Вокруг нас начали собираться пассажиры поезда. Включая Золотухин.
— Напугал ежа голой задницей — парировал я. Народ начал смеяться и Афанасий первый. Это немного разрядило ситуацию. Смотритель, плюнул в лужу, поднял кнут и отвалил. Я же подошел к крестьянину, помог ему подняться.
— Чей будешь?
— Тверские мы. Извозом тут занимаемся.
— Что это он на тебя так вызверился? — я кивнул в сторону ушедшего смотрителя
— Известно на что. На станции уголь воруют. На нас думает. Уже не первый раз бьет. Скоро насмерть забьет. А домой уехать — семеро по лавкам от голода пухнут…
Я вытащил из кармана портмоне, достал сто рублей. Народ вокруг ахнул.
— Вот. Этого хватит, чтобы купить хлеба на весь год.
Парень открыл рот, не веря своему счастью. Слезы навернулись на его глаза. Золотухин, до этого молчавший, вдруг подал голос.
— Вы что, господин Уайт, совсем с ума сошли? Деньги этому ворюге! Да он их пропьет!
— Замолчите, — сказал я, резко поворачиваясь к нему. — С ума сошли те, кто разрешает подобную безнаказанность!
В вагоне Афанасий продолжил ныть:
— Зачем вы это сделали, батюшка? — произнес он. — Нельзя же так. Они же обнаглеют.
Поезд дал гудок, тронулся.
— Нельзя относится к людям, как к скоту!
Золотухин начал спорить, приводить аргументы. Даже дошел до истории бунта Стеньки Разина и Емельки Пугачева. Я же смотрел в окно, и мне казалось, что я вижу Россию. С ее полями, деревнями, церквями. С ее страданием и надеждой.
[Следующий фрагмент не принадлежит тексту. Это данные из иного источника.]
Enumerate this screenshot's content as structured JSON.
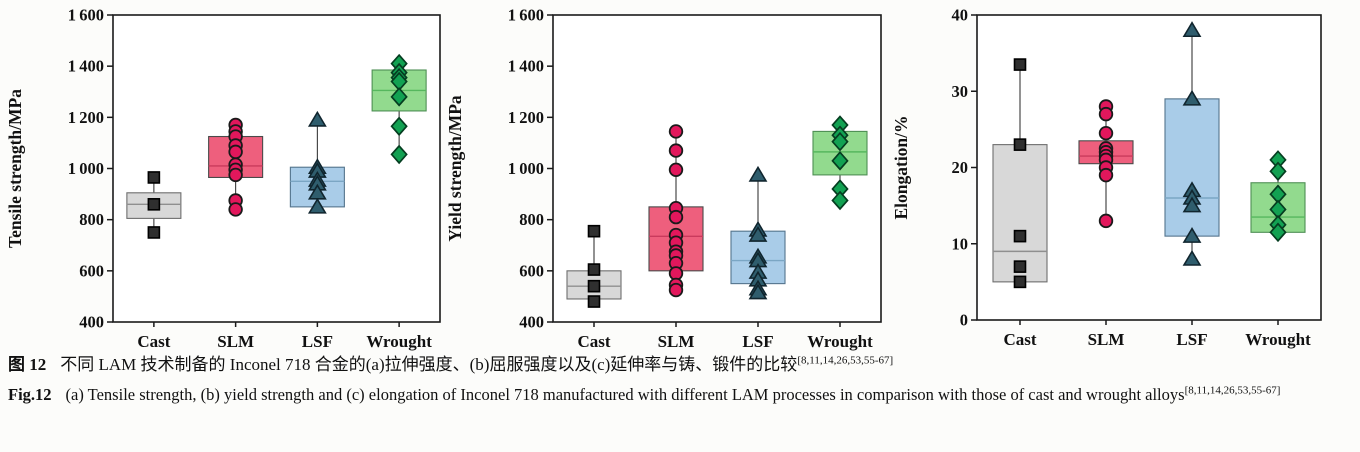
{
  "figure": {
    "caption_zh_label": "图 12",
    "caption_zh": "不同 LAM 技术制备的 Inconel 718 合金的(a)拉伸强度、(b)屈服强度以及(c)延伸率与铸、锻件的比较",
    "caption_en_label": "Fig.12",
    "caption_en": "(a) Tensile strength, (b) yield strength and (c) elongation of Inconel 718 manufactured with different LAM processes in comparison with those of cast and wrought alloys",
    "reference": "[8,11,14,26,53,55-67]"
  },
  "colors": {
    "page_bg": "#fcfcfa",
    "plot_bg": "#ffffff",
    "axis": "#1a1a1a",
    "whisker": "#3a3a3a",
    "boxes": {
      "Cast": {
        "fill": "#d8d8d8",
        "stroke": "#6e6e6e",
        "median": "#8f8f8f"
      },
      "SLM": {
        "fill": "#ee5f7d",
        "stroke": "#4a4a4a",
        "median": "#c93a5d"
      },
      "LSF": {
        "fill": "#a9cce8",
        "stroke": "#54748c",
        "median": "#7ba6c4"
      },
      "Wrought": {
        "fill": "#92da8e",
        "stroke": "#4e8f54",
        "median": "#56b75e"
      }
    },
    "markers": {
      "square": {
        "fill": "#2f2f2f",
        "stroke": "#000000"
      },
      "circle": {
        "fill": "#e2175c",
        "stroke": "#1a1a1a"
      },
      "triangle": {
        "fill": "#2f5d6d",
        "stroke": "#10252e"
      },
      "diamond": {
        "fill": "#12a152",
        "stroke": "#053d20"
      }
    }
  },
  "chart_data": [
    {
      "id": "a",
      "type": "scatter",
      "subtype": "box-scatter",
      "title": "",
      "xlabel": "",
      "ylabel": "Tensile strength/MPa",
      "ylim": [
        400,
        1600
      ],
      "yticks": [
        400,
        600,
        800,
        1000,
        1200,
        1400,
        1600
      ],
      "grid": false,
      "categories": [
        "Cast",
        "SLM",
        "LSF",
        "Wrought"
      ],
      "groups": [
        {
          "label": "Cast",
          "marker": "square",
          "box": {
            "q1": 805,
            "q3": 905,
            "median": 860
          },
          "whisker": [
            750,
            965
          ],
          "points": [
            965,
            860,
            750
          ]
        },
        {
          "label": "SLM",
          "marker": "circle",
          "box": {
            "q1": 965,
            "q3": 1125,
            "median": 1010
          },
          "whisker": [
            840,
            1170
          ],
          "points": [
            1170,
            1145,
            1125,
            1090,
            1065,
            1015,
            995,
            975,
            875,
            840
          ]
        },
        {
          "label": "LSF",
          "marker": "triangle",
          "box": {
            "q1": 850,
            "q3": 1005,
            "median": 950
          },
          "whisker": [
            850,
            1190
          ],
          "points": [
            1190,
            1005,
            990,
            955,
            940,
            905,
            850
          ]
        },
        {
          "label": "Wrought",
          "marker": "diamond",
          "box": {
            "q1": 1225,
            "q3": 1385,
            "median": 1305
          },
          "whisker": [
            1055,
            1410
          ],
          "points": [
            1410,
            1375,
            1355,
            1340,
            1280,
            1165,
            1055
          ]
        }
      ]
    },
    {
      "id": "b",
      "type": "scatter",
      "subtype": "box-scatter",
      "title": "",
      "xlabel": "",
      "ylabel": "Yield strength/MPa",
      "ylim": [
        400,
        1600
      ],
      "yticks": [
        400,
        600,
        800,
        1000,
        1200,
        1400,
        1600
      ],
      "grid": false,
      "categories": [
        "Cast",
        "SLM",
        "LSF",
        "Wrought"
      ],
      "groups": [
        {
          "label": "Cast",
          "marker": "square",
          "box": {
            "q1": 490,
            "q3": 600,
            "median": 540
          },
          "whisker": [
            465,
            755
          ],
          "points": [
            755,
            605,
            540,
            480
          ]
        },
        {
          "label": "SLM",
          "marker": "circle",
          "box": {
            "q1": 600,
            "q3": 850,
            "median": 735
          },
          "whisker": [
            525,
            1145
          ],
          "points": [
            1145,
            1070,
            995,
            845,
            810,
            740,
            710,
            675,
            660,
            630,
            590,
            545,
            525
          ]
        },
        {
          "label": "LSF",
          "marker": "triangle",
          "box": {
            "q1": 550,
            "q3": 755,
            "median": 640
          },
          "whisker": [
            515,
            975
          ],
          "points": [
            975,
            760,
            740,
            655,
            640,
            595,
            565,
            530,
            515
          ]
        },
        {
          "label": "Wrought",
          "marker": "diamond",
          "box": {
            "q1": 975,
            "q3": 1145,
            "median": 1065
          },
          "whisker": [
            875,
            1170
          ],
          "points": [
            1170,
            1130,
            1105,
            1030,
            920,
            875
          ]
        }
      ]
    },
    {
      "id": "c",
      "type": "scatter",
      "subtype": "box-scatter",
      "title": "",
      "xlabel": "",
      "ylabel": "Elongation/%",
      "ylim": [
        0,
        40
      ],
      "yticks": [
        0,
        10,
        20,
        30,
        40
      ],
      "grid": false,
      "categories": [
        "Cast",
        "SLM",
        "LSF",
        "Wrought"
      ],
      "groups": [
        {
          "label": "Cast",
          "marker": "square",
          "box": {
            "q1": 5,
            "q3": 23,
            "median": 9
          },
          "whisker": [
            5,
            33.5
          ],
          "points": [
            33.5,
            23,
            11,
            7,
            5
          ]
        },
        {
          "label": "SLM",
          "marker": "circle",
          "box": {
            "q1": 20.5,
            "q3": 23.5,
            "median": 21.5
          },
          "whisker": [
            13,
            28
          ],
          "points": [
            28,
            27,
            24.5,
            22.5,
            22,
            21.5,
            21,
            20,
            19,
            13
          ]
        },
        {
          "label": "LSF",
          "marker": "triangle",
          "box": {
            "q1": 11,
            "q3": 29,
            "median": 16
          },
          "whisker": [
            8,
            38
          ],
          "points": [
            38,
            29,
            17,
            16,
            15,
            11,
            8
          ]
        },
        {
          "label": "Wrought",
          "marker": "diamond",
          "box": {
            "q1": 11.5,
            "q3": 18,
            "median": 13.5
          },
          "whisker": [
            11.5,
            21
          ],
          "points": [
            21,
            19.5,
            16.5,
            14.5,
            12.5,
            11.5
          ]
        }
      ]
    }
  ]
}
Поезд набирал ход. За окном проносились все те же пейзажи, но теперь они казались мне иными. Не просто красивые, но наполненные глубоким, трагическим смыслом. Я думал о Радищеве, о его «Путешествии из Петербурга в Москву». Он ехал и описывал то, что видел: нищету крестьян, произвол помещиков, рабство, которое разъедало страну изнутри. Я ехал сто лет спустя, и, казалось, мало что изменилось. Те же поля, те же покосившиеся избы, тот же произвол, то же смирение.
Только я не Радищев. Я не просто наблюдатель. Я человек действия. И я приехал сюда не только смотреть, но и менять историю.